Un jour, une mère a reçu un bulletin l’avertissant que sa fille souffrait « d'un dysfonctionnement du cerveau ». Il s’agissait là d’une expression employée par les conseillers scolaires pour indiquer qu’un enfant a des difficultés à l’école. Mais la maman interpréta mal la note qui, selon elle, disait que sa fille avait un cerveau endommagé. Il faut donc tout faire pour éviter ce genre d'incompréhension entre l’école et les familles.

Pour cela, il y a quelques obstacles à surmonter

Le premier, ce sont les fausses représentations des pauvres et des causes de la pauvreté. Ces préjugés sont colportés par toutes sortes de personnes, législateurs, éducateurs, journalistes... qui souvent ont l’avantage de vivre dans la sécurité économique.

Le deuxième obstacle, c'est cette question : comment vraiment comprendre les besoins des plus pauvres et y répondre ? Des institutions comme le « Board of Education » offrent des connaissances relatives à tous, en principe.
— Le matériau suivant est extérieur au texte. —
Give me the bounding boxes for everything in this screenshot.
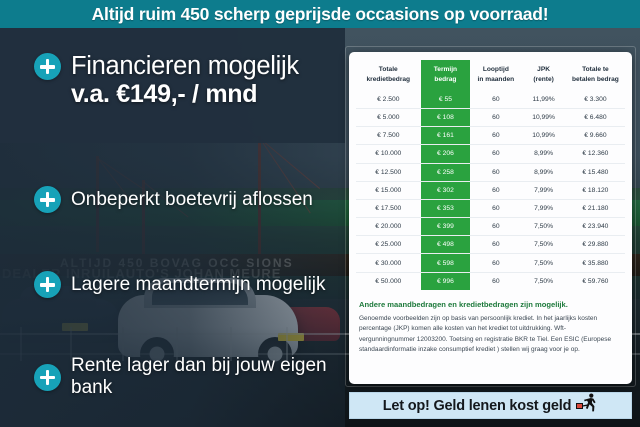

Mais, en réalité, existent des besoins spécifiques qui doivent être reconnus appréhendés avec des moyens appropriés. Les conditions de vie particulières de ceux qui vivent dans la grande pauvreté ne peuvent pas être ignorées.

Des partenaires dans la fidélité

Vers la fin de 1970, l'habitat dans le quartier s'était tellement dégradé que les réparations à entreprendre et les mises aux normes de sécurité auraient été trop coûteuses pour garantir aux propriétaires un profit acceptable. Des incendies se déclarèrent et des maisons furent démolies pour récupérer de l’argent auprès des assurances. La destruction massive du quartier a entraîné la fuite en catastrophe de beaucoup de résidents. Ceux-ci devenaient des réfugiés urbains, s’enfuyant d’un ghetto à l’autre, en quête de moyens de survie.

L'ancienne population partie, des investisseurs privés ont rénové le quartier. Une nouvelle communauté d’un niveau économique plus élevé y est arrivée. Les familles les plus pauvres avec lesquelles les volontaires s’étaient engagés étaient parties vers d’autres quartiers ou d’autres villes. Les volontaires d’ATD Quart Monde se trouvèrent alors face à une décision cruciale. Fallait-il rester sur place et continuer une action avec une population qui avait moins de besoins ? Ou fallait-il rester fidèles d'abord aux familles et aux personnes pour lesquelles ils étaient d’abord venus ? Ils ont suivi ces familles dans les divers endroits où elles s’étaient rendues, à Philadelphie, et surtout dans les plus pauvres quartiers de New York ( South Bronx, Harlem, Brooklyn et Queens). Dans leur nouvel environnement, quelques familles ont pris l’initiative de redémarrer des bibliothèques de rue, en relation avec des volontaires. Une Maison Quart Monde a été ouverte : ces familles s’y réunissent, quel que soit l'endroit où la vie les a conduites, pour continuer à contribuer à la vie et au combat du Mouvement ATD Quart Monde.

Clare McCarthy

Clare McCarthy est étudiante en anthropologie et développement de l'enfant à Tufts University (Massachusetts, USA). Elle fait actuellement un stage avec le Mouvement ATD Quart Monde à Boston.